You say you are "a CO2 climate change believer" as am I. In other words, we both accept the science that increased levels of atmospheric CO2 will (ALL ELSE BEING EQUAL) result in warmer temperatures, on average, than there would be given lower levels of CO2. As I tried to make clear in my presentation (see My PowerPoint Charts) humans are responsible for at least half of the recent CO2 increase, and, though temperatures have leveled off for the past 15 years, CO2 continues to increase linearly. That, it seems to me, proves that ALL ELSE IS NOT EQUAL, and that Natural Processes, not under human control or influence, are responsible for most of the temperature rise since 1880.

I support Svensmark's theory and hope it turns out to be true. However, if it is true, and we do get a series of three or more low activity sunspot cycles, my grandchildren and their (as yet unborn) children may be in for a bad dose of Global Cooling, and be thankful for our CO2 contribution in the warming direction. One of my charts showed how our current Solar cycle appears to be headed for a peak of 60 (compared to the previous one that peaked at 120). Let us hope the cycles that follow are on the low side, to counteract warming, but that they are higher than 60 so our descendants are spared extreme cooling that occurred most recently during the Little Ice Age (1550-1650) and the Dark Ages (450-950).

Ira Glickstein

Gerry Eddy said...

Hi Ira,

I'm not quite sure what the quote below from, Science On-line, means, but it suggests that the Greenland ice cap is safe, depending on what the climate does in the next few decades.

I still think Svensmark is on to something, but few climatologists have joined his parade.

Gerry
__________________________________
Taking Greenland's Temperature

H. Jesse Smith
The climate warming that has occurred over the past century in Greenland has been much more pronounced than the concurrent hemispheric or global average temperature increases as a whole. Such a large and rapid local rise in temperature has raised considerable concern about effects on the Greenland ice sheet and sea level more broadly, and questions about how much of the temperature rise is natural and how much has been caused by humans.

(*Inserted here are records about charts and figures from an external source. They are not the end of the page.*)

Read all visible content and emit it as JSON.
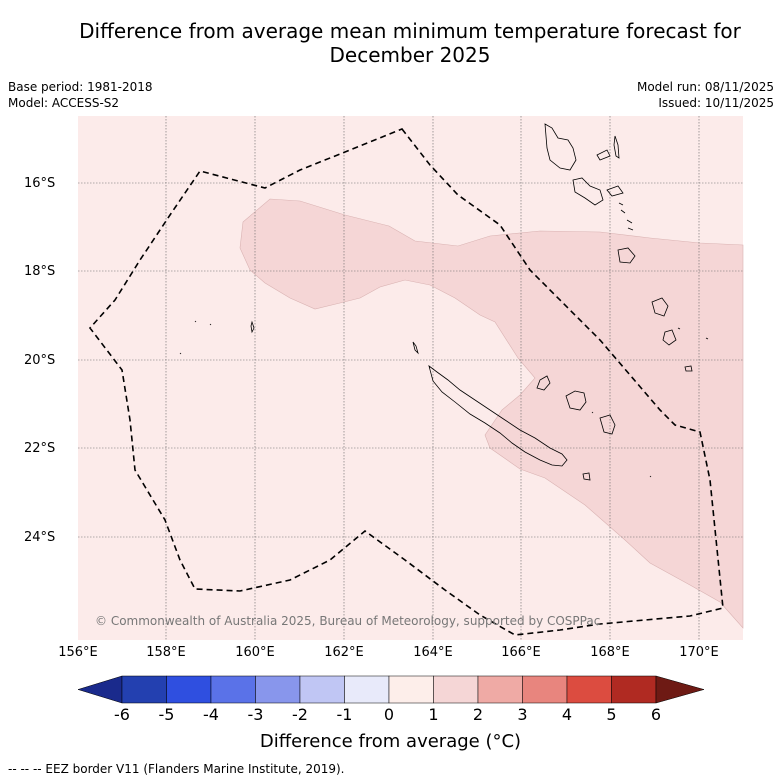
{
  "title_line1": "Difference from average mean minimum temperature forecast for",
  "title_line2": "December 2025",
  "base_period": "Base period: 1981-2018",
  "model": "Model: ACCESS-S2",
  "model_run": "Model run: 08/11/2025",
  "issued": "Issued: 10/11/2025",
  "copyright": "© Commonwealth of Australia 2025, Bureau of Meteorology, supported by COSPPac",
  "lat_labels": [
    "16°S",
    "18°S",
    "20°S",
    "22°S",
    "24°S"
  ],
  "lon_labels": [
    "156°E",
    "158°E",
    "160°E",
    "162°E",
    "164°E",
    "166°E",
    "168°E",
    "170°E"
  ],
  "colorbar": {
    "ticks": [
      "-6",
      "-5",
      "-4",
      "-3",
      "-2",
      "-1",
      "0",
      "1",
      "2",
      "3",
      "4",
      "5",
      "6"
    ],
    "colors": [
      "#1a2a8c",
      "#2340b0",
      "#2f4fe0",
      "#5a72e8",
      "#8896ec",
      "#c0c6f4",
      "#e8eafa",
      "#fdeeea",
      "#f5d6d6",
      "#efaaa5",
      "#e8857e",
      "#dc4c40",
      "#b02a22",
      "#6e1a14"
    ],
    "title": "Difference from average (°C)"
  },
  "legend_footer": "-- -- -- EEZ border V11 (Flanders Marine Institute, 2019).",
  "colors": {
    "background_zone": "#fcebea",
    "warm_zone": "#f5d6d6",
    "grid": "#666666"
  }
}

Kobashi et al. construct a proxy record for Greenland surface air temperature over the past 4000 years, using argon and nitrogen isotopic ratios from air bubbles occluded in the ice, in order to establish useful estimates of the natural variability of temperature there. They find that the current decadal mean temperature has not exceeded the highest values of the past 4 millennia, which occurred during the Holocene Thermal Maximum, but that the temperature can be expected to rise above those values before the year 2100 if the projections of climate models are correct.

Geophys. Res. Lett. 38, L21501 (2011).